Adaptive Reinforcement Learning for Dynamic Configuration Allocation in Pre-Production Testing
Yu Zhu
TL;DR
Addressing adaptive configuration allocation in non-stationary pre-production testing, the paper introduces a Q-learning framework with hybrid reward shaping that blends simulated and real feedback and an online-offline training scheme to track abrupt probability shifts. The method defines an MDP with state $S_t=[n_i(t),\hat{p}_i(t)]$, action $A_t=(i,j,\Delta)$, and a reward $R_t$ combining simulated and observed signals, updated via $Q(S_t,A_t)$. Simulation results show the RL approach outperforms static and optimization baselines and closely approaches the oracle that knows true probabilities, delivering higher coverage $D_t$ and lower $p_i(t)$ estimation error $\text{MSE}$, thereby validating its effectiveness in dynamic, high-dimensional testing environments.

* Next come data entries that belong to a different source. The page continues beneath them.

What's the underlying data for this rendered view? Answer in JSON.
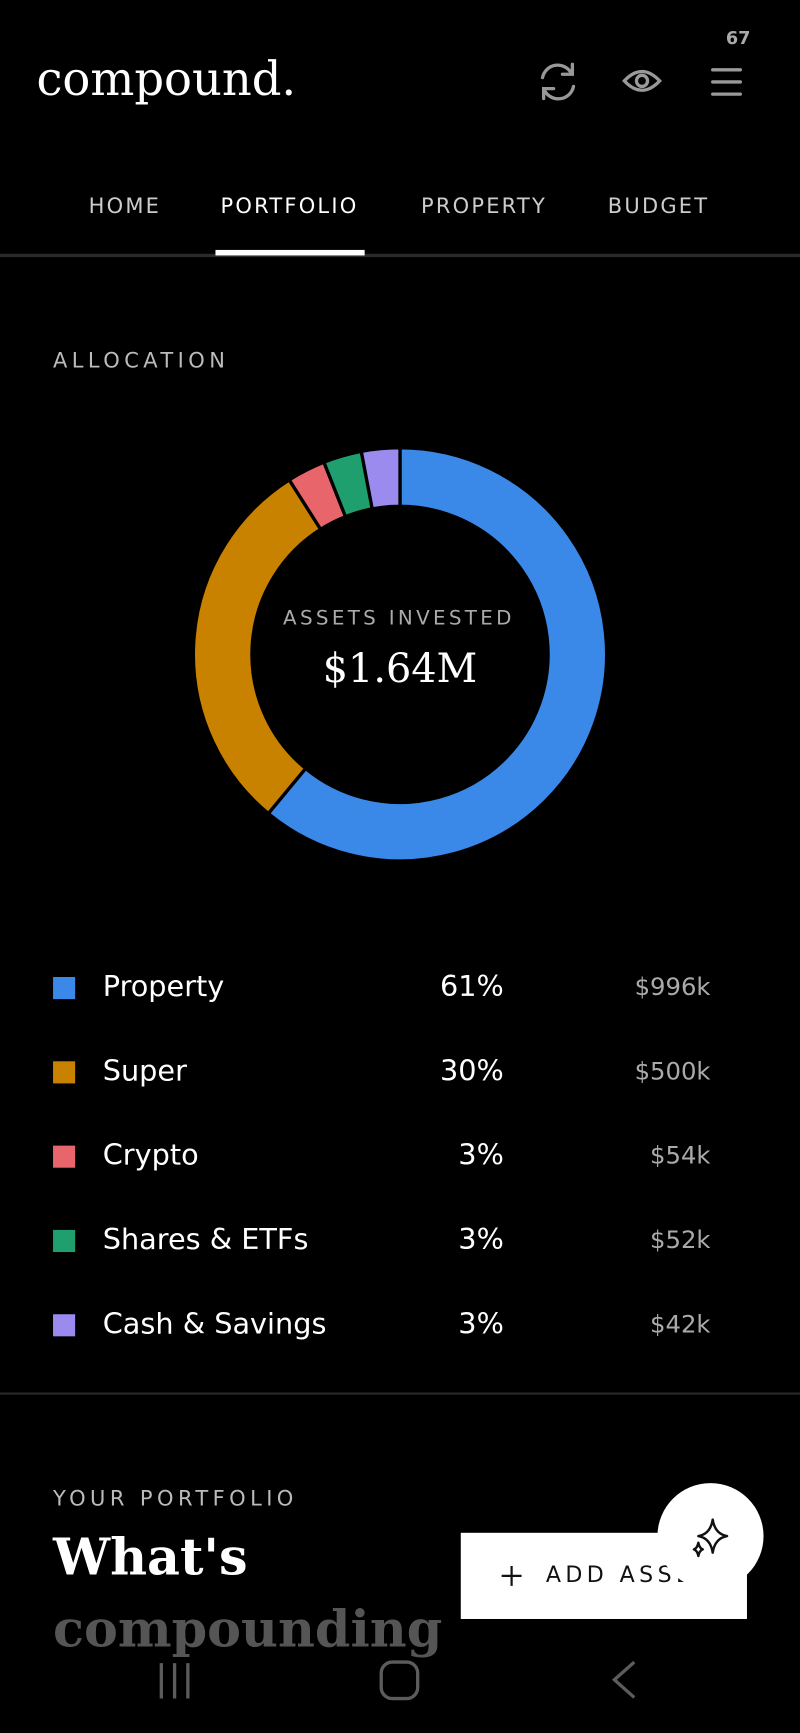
{
  "header": {
    "badge": "67",
    "logo": "compound."
  },
  "tabs": [
    "HOME",
    "PORTFOLIO",
    "PROPERTY",
    "BUDGET"
  ],
  "allocation": {
    "heading": "ALLOCATION",
    "center_label": "ASSETS INVESTED",
    "center_value": "$1.64M",
    "amounts": [
      "$996k",
      "$500k",
      "$54k",
      "$52k",
      "$42k"
    ]
  },
  "chart_data": {
    "type": "donut",
    "categories": [
      "Property",
      "Super",
      "Crypto",
      "Shares & ETFs",
      "Cash & Savings"
    ],
    "values": [
      61,
      30,
      3,
      3,
      3
    ],
    "value_labels": [
      "61%",
      "30%",
      "3%",
      "3%",
      "3%"
    ],
    "colors": [
      "#3a88e8",
      "#c98100",
      "#e8666b",
      "#1f9e6e",
      "#9b8bef"
    ]
  },
  "portfolio": {
    "eyebrow": "YOUR PORTFOLIO",
    "title_line1": "What's",
    "title_line2": "compounding",
    "button": "ADD ASSET"
  }
}
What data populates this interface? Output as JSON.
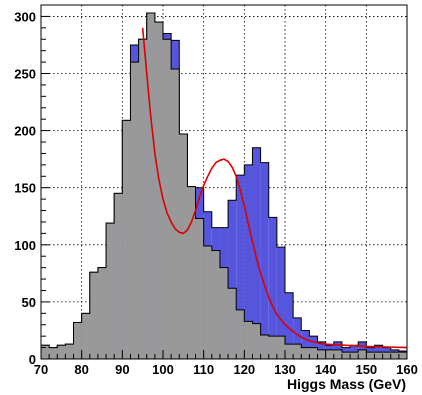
{
  "chart_data": {
    "type": "bar",
    "title": "",
    "xlabel": "Higgs Mass (GeV)",
    "ylabel": "",
    "xlim": [
      70,
      160
    ],
    "ylim": [
      0,
      310
    ],
    "grid": true,
    "x_ticks": [
      70,
      80,
      90,
      100,
      110,
      120,
      130,
      140,
      150,
      160
    ],
    "y_ticks": [
      0,
      50,
      100,
      150,
      200,
      250,
      300
    ],
    "bin_width": 2,
    "bin_edges_start": 70,
    "series": [
      {
        "fill": "#999999",
        "values": [
          12,
          10,
          12,
          13,
          32,
          40,
          76,
          80,
          119,
          145,
          209,
          260,
          280,
          303,
          295,
          280,
          254,
          197,
          151,
          123,
          99,
          95,
          80,
          62,
          43,
          33,
          31,
          21,
          20,
          20,
          13,
          13,
          10,
          10,
          8,
          8,
          8,
          6,
          6,
          8,
          6,
          6,
          6,
          6,
          6
        ]
      },
      {
        "fill": "#5555dd",
        "values": [
          12,
          10,
          12,
          13,
          32,
          40,
          76,
          80,
          119,
          145,
          209,
          275,
          280,
          303,
          295,
          285,
          279,
          197,
          151,
          150,
          129,
          115,
          115,
          139,
          161,
          170,
          185,
          172,
          124,
          98,
          58,
          36,
          25,
          20,
          15,
          12,
          15,
          10,
          12,
          15,
          10,
          12,
          10,
          8,
          7
        ]
      }
    ],
    "fit_color": "#dd0000",
    "fit_curve": {
      "x": [
        95,
        96,
        97,
        98,
        99,
        100,
        101,
        102,
        103,
        104,
        105,
        106,
        107,
        108,
        109,
        110,
        111,
        112,
        113,
        114,
        115,
        116,
        117,
        118,
        119,
        120,
        121,
        122,
        123,
        124,
        125,
        126,
        127,
        128,
        130,
        132,
        134,
        136,
        138,
        140,
        145,
        150,
        155,
        160
      ],
      "y": [
        290,
        250,
        212,
        180,
        157,
        140,
        128,
        120,
        114,
        111,
        110,
        113,
        120,
        130,
        142,
        152,
        160,
        167,
        172,
        174,
        175,
        173,
        168,
        160,
        148,
        134,
        118,
        103,
        88,
        75,
        64,
        54,
        46,
        39,
        30,
        24,
        19,
        16,
        14,
        13,
        12,
        11,
        10.5,
        10
      ]
    }
  }
}
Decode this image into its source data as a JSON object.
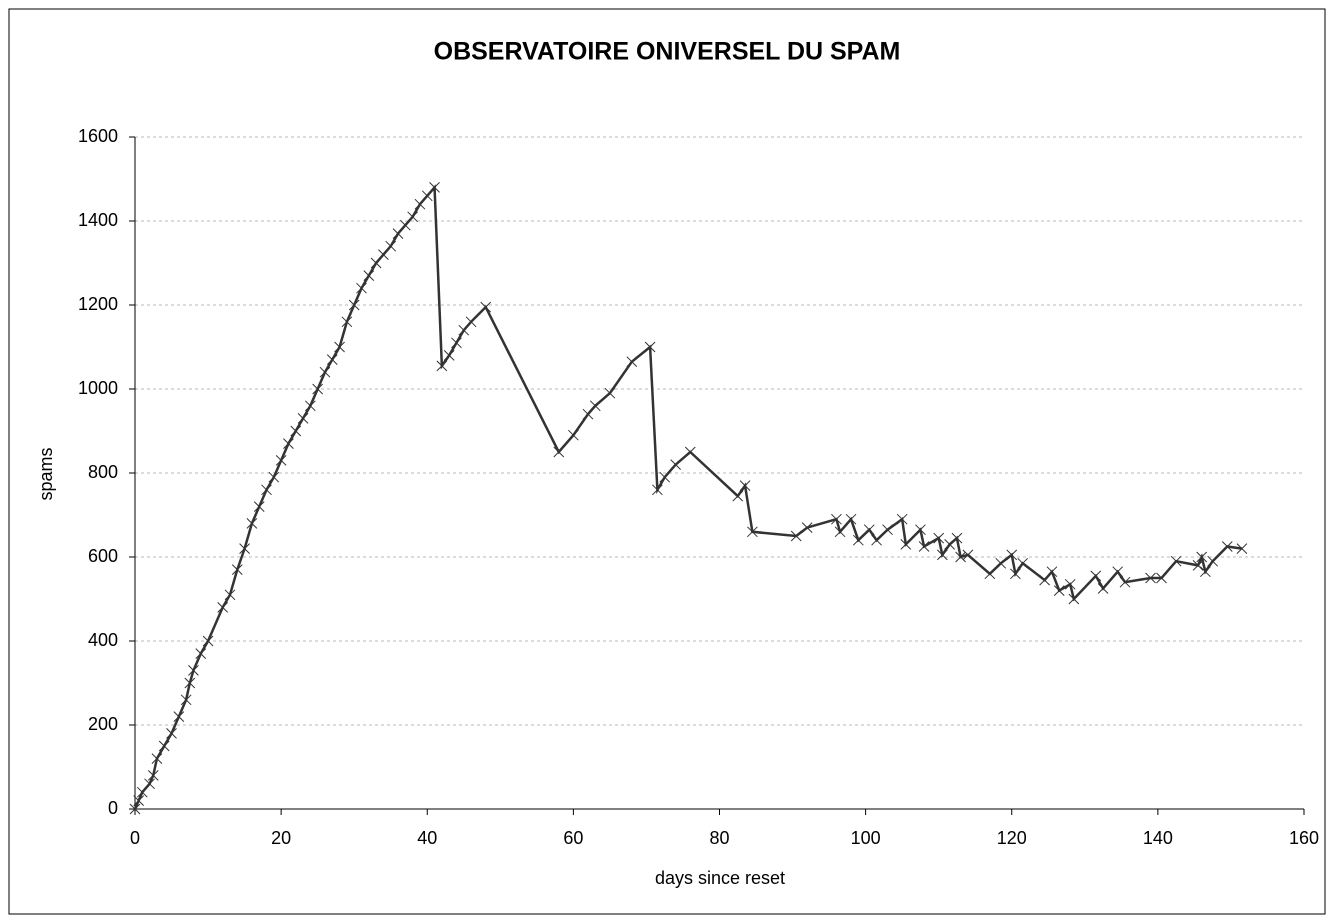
{
  "chart_data": {
    "type": "line",
    "title": "OBSERVATOIRE ONIVERSEL DU SPAM",
    "x_label": "days since reset",
    "y_label": "spams",
    "color": "#333333",
    "grid": true,
    "marker": "x",
    "x": [
      0,
      0.5,
      1,
      2,
      2.5,
      3,
      4,
      5,
      6,
      7,
      7.5,
      8,
      9,
      10,
      12,
      13,
      14,
      15,
      16,
      17,
      18,
      19,
      20,
      21,
      22,
      23,
      24,
      25,
      26,
      27,
      28,
      29,
      30,
      31,
      32,
      33,
      34,
      35,
      36,
      37,
      38,
      39,
      40,
      41,
      42,
      43,
      44,
      45,
      46,
      48,
      58,
      60,
      62,
      63,
      65,
      68,
      70.5,
      71.5,
      72.5,
      74,
      76,
      82.5,
      83.5,
      84.5,
      90.5,
      92,
      96,
      96.5,
      98,
      99,
      100.5,
      101.5,
      103,
      105,
      105.5,
      107.5,
      108,
      110,
      110.5,
      111.5,
      112.5,
      113,
      114,
      117,
      118.5,
      120,
      120.5,
      121.5,
      124.5,
      125.5,
      126.5,
      128,
      128.5,
      131.5,
      132.5,
      134.5,
      135.5,
      139,
      140.5,
      142.5,
      145.5,
      146,
      146.5,
      147.5,
      149.5,
      151.5
    ],
    "values": [
      0,
      20,
      40,
      60,
      80,
      120,
      150,
      180,
      220,
      260,
      300,
      330,
      370,
      400,
      480,
      510,
      570,
      620,
      680,
      720,
      760,
      790,
      830,
      870,
      900,
      930,
      960,
      1000,
      1040,
      1070,
      1100,
      1160,
      1200,
      1240,
      1270,
      1300,
      1320,
      1340,
      1370,
      1390,
      1410,
      1440,
      1460,
      1480,
      1055,
      1080,
      1110,
      1140,
      1160,
      1195,
      850,
      890,
      940,
      960,
      990,
      1065,
      1100,
      760,
      790,
      820,
      850,
      745,
      770,
      660,
      650,
      670,
      690,
      660,
      690,
      640,
      665,
      640,
      665,
      690,
      630,
      665,
      625,
      645,
      605,
      630,
      645,
      600,
      605,
      560,
      585,
      605,
      560,
      585,
      545,
      565,
      520,
      535,
      500,
      555,
      525,
      565,
      540,
      550,
      550,
      590,
      580,
      600,
      565,
      590,
      625,
      620
    ],
    "xlim": [
      0,
      160
    ],
    "xticks": [
      0,
      20,
      40,
      60,
      80,
      100,
      120,
      140,
      160
    ],
    "ylim": [
      0,
      1600
    ],
    "yticks": [
      0,
      200,
      400,
      600,
      800,
      1000,
      1200,
      1400,
      1600
    ]
  }
}
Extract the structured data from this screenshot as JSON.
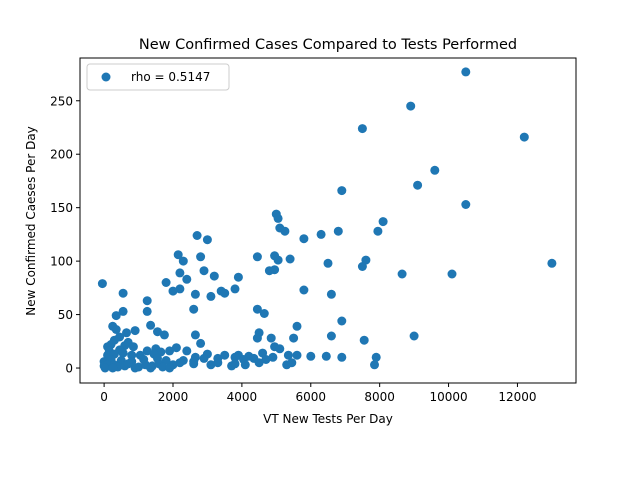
{
  "chart_data": {
    "type": "scatter",
    "title": "New Confirmed Cases Compared to Tests Performed",
    "xlabel": "VT New Tests Per Day",
    "ylabel": "New Confirmed Caeses Per Day",
    "xlim": [
      -700,
      13700
    ],
    "ylim": [
      -14,
      290
    ],
    "xticks": [
      0,
      2000,
      4000,
      6000,
      8000,
      10000,
      12000
    ],
    "yticks": [
      0,
      50,
      100,
      150,
      200,
      250
    ],
    "grid": false,
    "legend_position": "top-left",
    "color": "#1f77b4",
    "series": [
      {
        "name": "rho = 0.5147",
        "points": [
          [
            10500,
            277
          ],
          [
            8900,
            245
          ],
          [
            7500,
            224
          ],
          [
            12200,
            216
          ],
          [
            9600,
            185
          ],
          [
            9100,
            171
          ],
          [
            6900,
            166
          ],
          [
            10500,
            153
          ],
          [
            5000,
            144
          ],
          [
            5050,
            140
          ],
          [
            8100,
            137
          ],
          [
            5100,
            131
          ],
          [
            5250,
            128
          ],
          [
            6800,
            128
          ],
          [
            7950,
            128
          ],
          [
            2700,
            124
          ],
          [
            3000,
            120
          ],
          [
            5800,
            121
          ],
          [
            6300,
            125
          ],
          [
            2150,
            106
          ],
          [
            4450,
            104
          ],
          [
            4950,
            105
          ],
          [
            5400,
            102
          ],
          [
            5050,
            101
          ],
          [
            7600,
            101
          ],
          [
            13000,
            98
          ],
          [
            2300,
            100
          ],
          [
            2800,
            104
          ],
          [
            6500,
            98
          ],
          [
            7500,
            95
          ],
          [
            4950,
            92
          ],
          [
            4800,
            91
          ],
          [
            2900,
            91
          ],
          [
            2200,
            89
          ],
          [
            3200,
            86
          ],
          [
            3900,
            85
          ],
          [
            8650,
            88
          ],
          [
            10100,
            88
          ],
          [
            2400,
            83
          ],
          [
            1800,
            80
          ],
          [
            -50,
            79
          ],
          [
            2200,
            74
          ],
          [
            3800,
            74
          ],
          [
            3400,
            72
          ],
          [
            2000,
            72
          ],
          [
            3500,
            70
          ],
          [
            2650,
            69
          ],
          [
            550,
            70
          ],
          [
            5800,
            73
          ],
          [
            3100,
            67
          ],
          [
            6600,
            69
          ],
          [
            1250,
            63
          ],
          [
            2600,
            55
          ],
          [
            4450,
            55
          ],
          [
            4650,
            51
          ],
          [
            550,
            53
          ],
          [
            1250,
            53
          ],
          [
            350,
            49
          ],
          [
            6900,
            44
          ],
          [
            1350,
            40
          ],
          [
            250,
            39
          ],
          [
            350,
            36
          ],
          [
            5600,
            39
          ],
          [
            900,
            35
          ],
          [
            1550,
            34
          ],
          [
            650,
            33
          ],
          [
            4500,
            33
          ],
          [
            1750,
            31
          ],
          [
            2650,
            31
          ],
          [
            9000,
            30
          ],
          [
            6600,
            30
          ],
          [
            5500,
            28
          ],
          [
            4450,
            28
          ],
          [
            4850,
            28
          ],
          [
            7550,
            26
          ],
          [
            300,
            26
          ],
          [
            450,
            29
          ],
          [
            200,
            22
          ],
          [
            700,
            24
          ],
          [
            2800,
            23
          ],
          [
            100,
            20
          ],
          [
            600,
            21
          ],
          [
            850,
            20
          ],
          [
            1500,
            18
          ],
          [
            2100,
            19
          ],
          [
            4950,
            20
          ],
          [
            5100,
            18
          ],
          [
            150,
            16
          ],
          [
            450,
            17
          ],
          [
            1250,
            16
          ],
          [
            1650,
            15
          ],
          [
            1900,
            16
          ],
          [
            2400,
            16
          ],
          [
            3000,
            13
          ],
          [
            3500,
            12
          ],
          [
            3900,
            12
          ],
          [
            4200,
            11
          ],
          [
            4600,
            14
          ],
          [
            5600,
            12
          ],
          [
            6000,
            11
          ],
          [
            6450,
            11
          ],
          [
            6900,
            10
          ],
          [
            7900,
            10
          ],
          [
            100,
            12
          ],
          [
            300,
            13
          ],
          [
            550,
            14
          ],
          [
            800,
            12
          ],
          [
            1050,
            12
          ],
          [
            1450,
            13
          ],
          [
            2650,
            10
          ],
          [
            2900,
            9
          ],
          [
            3300,
            9
          ],
          [
            3800,
            10
          ],
          [
            4350,
            9
          ],
          [
            5350,
            12
          ],
          [
            0,
            6
          ],
          [
            200,
            8
          ],
          [
            500,
            7
          ],
          [
            800,
            6
          ],
          [
            1150,
            8
          ],
          [
            1550,
            9
          ],
          [
            1800,
            7
          ],
          [
            2300,
            7
          ],
          [
            2600,
            6
          ],
          [
            4050,
            8
          ],
          [
            4700,
            8
          ],
          [
            4900,
            10
          ],
          [
            0,
            2
          ],
          [
            100,
            3
          ],
          [
            300,
            3
          ],
          [
            400,
            1
          ],
          [
            600,
            2
          ],
          [
            700,
            4
          ],
          [
            1000,
            1
          ],
          [
            1200,
            3
          ],
          [
            1400,
            2
          ],
          [
            1600,
            4
          ],
          [
            1700,
            1
          ],
          [
            2000,
            3
          ],
          [
            2200,
            5
          ],
          [
            2600,
            4
          ],
          [
            3100,
            3
          ],
          [
            3300,
            5
          ],
          [
            3700,
            2
          ],
          [
            3800,
            4
          ],
          [
            4100,
            3
          ],
          [
            4500,
            5
          ],
          [
            5300,
            3
          ],
          [
            5450,
            5
          ],
          [
            7850,
            3
          ],
          [
            30,
            0
          ],
          [
            250,
            0
          ],
          [
            900,
            0
          ],
          [
            1350,
            0
          ],
          [
            1900,
            0
          ]
        ]
      }
    ]
  }
}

This work advances adaptive testing and dynamic resource scheduling by providing a principled, scalable RL framework applicable to diverse heterogeneous systems.
Abstract
Ensuring reliability in modern software systems requires rigorous pre-production testing across highly heterogeneous and evolving environments. Because exhaustive evaluation is infeasible, practitioners must decide how to allocate limited testing resources across configurations where failure probabilities may drift over time. Existing combinatorial optimization approaches are static, ad hoc, and poorly suited to such non-stationary settings. We introduce a novel reinforcement learning (RL) framework that recasts configuration allocation as a sequential decision-making problem. Our method is the first to integrate Q-learning with a hybrid reward design that fuses simulated outcomes and real-time feedback, enabling both sample efficiency and robustness. In addition, we develop an adaptive online-offline training scheme that allows the agent to quickly track abrupt probability shifts while maintaining long-run stability. Extensive simulation studies demonstrate that our approach consistently outperforms static and optimization-based baselines, approaching oracle performance. This work establishes RL as a powerful new paradigm for adaptive configuration allocation, advancing beyond traditional methods and offering broad applicability to dynamic testing and resource scheduling domains.